Dans quel contexte d’outils et de processus se trouvent les directions financières que vous rencontrez ?

Ce sont souvent les mêmes cas de figure : des systèmes empiriques, trop de fichiers Excel, trop de macros, trop de liens, et donc beaucoup d’usines à gaz… Et dans ces situations, il y a des calculs qui sont probablement faux sans qu’on le sache. Il s’agit bien souvent de systèmes intelligents qui fonctionnent, mais dont les collaborateurs à la source sont partis et la connaissance avec, ce qui présente un vrai risque. Ces systèmes sont alors devenus des boîtes noires non évolutives.

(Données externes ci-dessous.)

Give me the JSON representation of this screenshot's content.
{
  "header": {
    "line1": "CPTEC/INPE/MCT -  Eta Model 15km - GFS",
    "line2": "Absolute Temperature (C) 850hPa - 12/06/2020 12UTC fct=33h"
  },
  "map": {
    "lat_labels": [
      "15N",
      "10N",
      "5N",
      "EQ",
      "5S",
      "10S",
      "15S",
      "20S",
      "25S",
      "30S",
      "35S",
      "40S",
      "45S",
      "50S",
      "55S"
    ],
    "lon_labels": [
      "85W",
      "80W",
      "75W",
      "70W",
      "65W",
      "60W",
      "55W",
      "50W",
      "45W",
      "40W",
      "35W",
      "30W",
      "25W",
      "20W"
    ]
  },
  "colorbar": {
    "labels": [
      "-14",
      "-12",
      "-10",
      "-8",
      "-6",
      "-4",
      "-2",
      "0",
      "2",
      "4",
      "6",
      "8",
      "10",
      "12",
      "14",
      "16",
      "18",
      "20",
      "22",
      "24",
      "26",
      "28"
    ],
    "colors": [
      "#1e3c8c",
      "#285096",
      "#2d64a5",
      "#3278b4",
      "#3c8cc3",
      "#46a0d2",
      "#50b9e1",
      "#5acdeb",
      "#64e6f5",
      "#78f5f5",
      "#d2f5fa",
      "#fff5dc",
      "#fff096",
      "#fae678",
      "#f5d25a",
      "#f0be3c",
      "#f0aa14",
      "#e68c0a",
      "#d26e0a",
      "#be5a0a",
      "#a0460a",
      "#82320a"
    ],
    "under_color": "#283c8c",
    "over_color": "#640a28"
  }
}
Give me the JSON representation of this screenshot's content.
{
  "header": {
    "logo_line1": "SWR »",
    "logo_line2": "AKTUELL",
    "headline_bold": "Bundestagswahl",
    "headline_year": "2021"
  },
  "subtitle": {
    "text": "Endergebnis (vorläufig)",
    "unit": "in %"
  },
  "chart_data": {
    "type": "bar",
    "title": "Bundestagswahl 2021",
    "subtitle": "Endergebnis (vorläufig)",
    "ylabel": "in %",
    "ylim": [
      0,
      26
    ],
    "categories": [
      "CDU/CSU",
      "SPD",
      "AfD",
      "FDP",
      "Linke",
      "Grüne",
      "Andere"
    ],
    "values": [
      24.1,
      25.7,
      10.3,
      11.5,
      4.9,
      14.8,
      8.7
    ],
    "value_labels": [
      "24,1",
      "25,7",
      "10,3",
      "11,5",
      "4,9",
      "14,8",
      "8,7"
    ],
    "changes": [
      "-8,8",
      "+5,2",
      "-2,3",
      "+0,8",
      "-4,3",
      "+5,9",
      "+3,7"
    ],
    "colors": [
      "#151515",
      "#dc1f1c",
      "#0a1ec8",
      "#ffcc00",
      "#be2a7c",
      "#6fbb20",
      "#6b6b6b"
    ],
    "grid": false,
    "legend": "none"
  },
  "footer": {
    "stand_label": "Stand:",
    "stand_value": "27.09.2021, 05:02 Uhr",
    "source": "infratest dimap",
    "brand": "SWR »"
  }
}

C’est pourquoi on travaille souvent dans ce contexte en mode Reverse Engineering : on part des fichiers Excel et des macros en apportant un regard externe et une critique constructive, afin d’être force de proposition. C’est le seul moyen de ne pas avoir d’écueil, et de faire évoluer les règles de gestion sans risquer des effets de bord et en les paramétrant de la meilleure manière possible dans l’outil EPM qui sera le plus adapté.

« C’est vraiment dans ce type de situations, lorsque les directions financières commencent à parler du « bouzin » ou à craindre de changer quelque chose dans leur système, que cela doit les alerter et les amener à faire appel à une AMOA externe… »

Dans d’autres cas de figure liés par exemple à des évolutions significatives dans le groupe et ses activités, ou l’arrivée de nouveaux dirigeants souhaitant simplifier et faire évoluer leurs outils de pilotage pour être plus performant, on rencontre des directions financières qui souhaitent opérer une vraie transformation de leur système financier. Dans ces cas précis, il faut remettre à plat tous leurs processus et référentiels en proposant une révolution à tous les niveaux (mode de pensées, règles de gestion et outils).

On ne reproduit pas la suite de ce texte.